Cindy and the Sasquatch
Playing in the backyard of my mom’s house with friends or brothers. I am a nine year old girl named Cindy, even though I am in my own body. As we are playing near the woods- it’s unclear whether these are the original woods from my childhood or the current “just enough woods so the old folks who live in the new subdivision on the other side can pretend they don’t have neighbors”. We are playing chase games, when suddenly the boys are all screaming about a bear in the woods and fleeing. I run to hide in a stand of pines and watch through the branches. The creature coming out of the woods is huge, and walking on its hind legs… do bears do that? As it gets closer, it becomes clear it is not a bear, but a sasquatch with a hugely wide, squat body (unlike the often lanky appearance traditionally ascribed to bigfeets) and cone-shaped head, long auburn fur like a baboon, and an expressive, if bestial, face (Actually, now that I think of it, he looked something like Ludo, the rock-calling monster from Labyrinth). I am afraid that it will notice I am in the trees. I have the strong suspicion it already knows I’m there. Then I hear it mutter something.
“…not a bear.”
It… can talk? Well, with classic fairy-tale logic, I determine that anything that can speak can be reasoned with and should be treated like a person. Children don’t know any better, they have to be taught prejudice, after all. So I step boldly out from the trees and walk up and introduce myself.

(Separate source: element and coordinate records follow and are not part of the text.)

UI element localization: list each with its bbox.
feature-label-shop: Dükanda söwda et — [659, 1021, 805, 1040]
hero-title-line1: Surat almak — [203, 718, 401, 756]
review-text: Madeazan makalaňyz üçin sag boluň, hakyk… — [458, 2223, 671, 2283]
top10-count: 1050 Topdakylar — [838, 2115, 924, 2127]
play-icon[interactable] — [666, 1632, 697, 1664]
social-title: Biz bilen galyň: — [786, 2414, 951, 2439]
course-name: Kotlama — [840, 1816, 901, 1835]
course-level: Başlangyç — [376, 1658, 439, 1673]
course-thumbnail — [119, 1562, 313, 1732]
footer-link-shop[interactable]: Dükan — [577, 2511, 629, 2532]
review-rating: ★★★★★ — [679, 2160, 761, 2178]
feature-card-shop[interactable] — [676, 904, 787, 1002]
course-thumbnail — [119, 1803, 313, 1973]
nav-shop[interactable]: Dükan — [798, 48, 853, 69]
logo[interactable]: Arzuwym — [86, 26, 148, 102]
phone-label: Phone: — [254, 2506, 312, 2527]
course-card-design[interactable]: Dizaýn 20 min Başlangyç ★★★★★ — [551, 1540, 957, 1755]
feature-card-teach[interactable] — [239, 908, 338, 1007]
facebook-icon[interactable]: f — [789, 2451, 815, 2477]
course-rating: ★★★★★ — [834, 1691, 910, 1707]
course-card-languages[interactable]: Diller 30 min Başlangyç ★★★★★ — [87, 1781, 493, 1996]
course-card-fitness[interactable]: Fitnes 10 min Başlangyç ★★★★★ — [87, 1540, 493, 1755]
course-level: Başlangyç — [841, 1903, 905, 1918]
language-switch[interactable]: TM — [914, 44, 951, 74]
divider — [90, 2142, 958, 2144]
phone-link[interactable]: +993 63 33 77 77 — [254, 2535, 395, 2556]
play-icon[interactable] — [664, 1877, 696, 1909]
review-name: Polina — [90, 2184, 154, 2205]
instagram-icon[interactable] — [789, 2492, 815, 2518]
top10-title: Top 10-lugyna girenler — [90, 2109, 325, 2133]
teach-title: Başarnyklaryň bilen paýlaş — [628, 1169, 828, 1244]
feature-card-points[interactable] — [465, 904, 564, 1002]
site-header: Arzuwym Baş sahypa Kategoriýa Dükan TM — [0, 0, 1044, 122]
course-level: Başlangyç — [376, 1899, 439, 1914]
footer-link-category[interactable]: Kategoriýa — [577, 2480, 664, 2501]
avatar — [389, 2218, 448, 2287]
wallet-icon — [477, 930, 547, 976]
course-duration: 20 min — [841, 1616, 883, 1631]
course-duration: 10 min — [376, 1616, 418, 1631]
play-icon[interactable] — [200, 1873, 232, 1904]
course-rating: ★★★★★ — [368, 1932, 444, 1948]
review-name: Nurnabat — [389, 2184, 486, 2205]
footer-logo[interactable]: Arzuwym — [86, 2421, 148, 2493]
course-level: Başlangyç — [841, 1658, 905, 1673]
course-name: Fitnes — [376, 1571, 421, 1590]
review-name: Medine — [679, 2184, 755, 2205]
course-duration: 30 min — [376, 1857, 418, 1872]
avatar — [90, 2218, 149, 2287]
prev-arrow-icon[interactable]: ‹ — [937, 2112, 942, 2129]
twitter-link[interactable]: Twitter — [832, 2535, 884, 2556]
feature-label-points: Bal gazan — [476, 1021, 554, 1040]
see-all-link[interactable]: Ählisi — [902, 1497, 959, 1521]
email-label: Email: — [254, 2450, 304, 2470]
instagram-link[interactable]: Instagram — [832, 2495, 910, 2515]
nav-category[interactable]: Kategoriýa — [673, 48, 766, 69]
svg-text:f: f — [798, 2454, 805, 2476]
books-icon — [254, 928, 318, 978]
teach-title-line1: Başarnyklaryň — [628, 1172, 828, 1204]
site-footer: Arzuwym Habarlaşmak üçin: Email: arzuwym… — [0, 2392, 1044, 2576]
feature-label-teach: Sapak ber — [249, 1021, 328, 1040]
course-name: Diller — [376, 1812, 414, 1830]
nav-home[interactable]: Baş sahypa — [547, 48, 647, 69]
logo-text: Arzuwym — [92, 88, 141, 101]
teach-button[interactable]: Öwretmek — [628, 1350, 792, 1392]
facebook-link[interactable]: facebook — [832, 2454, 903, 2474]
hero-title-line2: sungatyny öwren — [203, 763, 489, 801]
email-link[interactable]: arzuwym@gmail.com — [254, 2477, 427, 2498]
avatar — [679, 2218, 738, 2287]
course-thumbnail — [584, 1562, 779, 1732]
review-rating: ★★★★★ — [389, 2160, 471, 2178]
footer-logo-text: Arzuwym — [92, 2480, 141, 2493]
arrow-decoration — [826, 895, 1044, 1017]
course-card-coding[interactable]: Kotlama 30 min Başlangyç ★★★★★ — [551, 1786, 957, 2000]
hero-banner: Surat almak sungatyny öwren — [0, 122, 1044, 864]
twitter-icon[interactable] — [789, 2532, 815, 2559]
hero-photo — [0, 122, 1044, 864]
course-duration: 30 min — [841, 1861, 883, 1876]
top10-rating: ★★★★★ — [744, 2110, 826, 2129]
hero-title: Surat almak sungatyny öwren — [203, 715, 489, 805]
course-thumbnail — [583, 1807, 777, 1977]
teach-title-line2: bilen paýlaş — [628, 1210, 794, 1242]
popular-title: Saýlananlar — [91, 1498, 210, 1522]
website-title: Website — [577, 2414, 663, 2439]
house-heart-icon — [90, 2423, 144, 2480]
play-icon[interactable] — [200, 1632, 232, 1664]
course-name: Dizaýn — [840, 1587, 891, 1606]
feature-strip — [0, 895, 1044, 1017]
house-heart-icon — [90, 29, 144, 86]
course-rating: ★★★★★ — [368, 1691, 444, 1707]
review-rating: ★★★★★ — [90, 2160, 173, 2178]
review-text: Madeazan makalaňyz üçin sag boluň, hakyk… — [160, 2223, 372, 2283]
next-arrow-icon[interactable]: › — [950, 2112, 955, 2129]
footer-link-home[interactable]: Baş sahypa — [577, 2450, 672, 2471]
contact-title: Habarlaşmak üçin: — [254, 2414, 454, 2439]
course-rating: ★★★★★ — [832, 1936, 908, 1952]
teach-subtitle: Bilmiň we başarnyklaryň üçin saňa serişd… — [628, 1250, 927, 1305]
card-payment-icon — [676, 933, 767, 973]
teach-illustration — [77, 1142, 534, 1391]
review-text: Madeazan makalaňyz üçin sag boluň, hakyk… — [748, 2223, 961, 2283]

“Hi! My name’s Cindy. What’s yours?”
The creature’s name is Grunda, it turns out. He likes shiny things and pulling up trees by the root. It turns out I also like shiny things, as I have a handful of bottle caps and suchlike in the pocket of my overalls. When I show these to Grunda, he snatches them from my hand. He doesn’t hurt me, but his strength is irresistible, like a machine. I object and try to explain that he can’t just take things from people. This seems to confuse him, because, obviously, he just did. I try to explain that it’s impolite as Grunda munches on a tree he’s uprooted, but like an animal or a faerie creature, the great shaggy beast appears… not stupid so much as amoral. As far as he’s concerned, there’s no difference between having pried them from my hand and having picked them up off the ground. He saw some shinies, he got the shinies. What’s the problem? The boys, who have crept closer now that I haven’t immediately been eaten, all want to run off and bring their own shiny collections to appease the beast. I am having none of it, and excoriate both them and Grunda up one side and down the other, but nobody is listening to me.
This infuriates my nine-year-old sense of fairness, instilled by innumerable parental lectures and petty sibling rivalries. At the earliest opportunity, I steal back all off the trinkets and hide them in one of the garbage cans by the barn, then run inside to the basement to find a weapon. And by “weapon” I mean the kind of thing a 9 year old would see as a weapon- a cardboard packing tube, maybe a rake. I finally settle on a pair of long, stripey socks from the laundry hamper. They have the advantages of being both long and stinky. And I can dual-wield them.
I run back outside to find Grunda and challenge him to single combat, only to discover that a council of sasquatches has been convened in my backyard. Grunda introduces me to his wife, Yamba, who is the leader by the simple virtue of being louder than any of the others. I do my best to negotiate with the tribe, which ends with me shrilling at the top of my lungs,
“YOU DON’T WIN AN ARGUMENT JUST BY OUT. LOUDING. THE. OTHER. PERSOOOOOOOON!!!“
My shriek is apparently literally ear-piercing to sasquatches, because they all cringe and cover their heads, and Yamba immediately, if grudgingly, concedes to my demands for a treaty that will henceforth fairly distribute shinies between both human and sasquatch denizens of the area. I leave them one of the smelly socks as a token of the agreement.
The human community, predictably, sets up a long fair tent full of volunteers at computers to serve as a temporary administrative bivouac until something more permanent can be established. I go there, remaining sock in hand, and everyone kind of winces when I poke my head through the flap. Having done my part, I am apparently now expected to fade into the background. I’m a brave little girl, yes, yes, but this sort of thing is best left to the adults now, okay? I am a bit miffed, so I toss the sock in the middle of the tent and leave. If they want to take over as holders of the treaty, that’s fine with me. I’d rather go play with my shinies, anyway.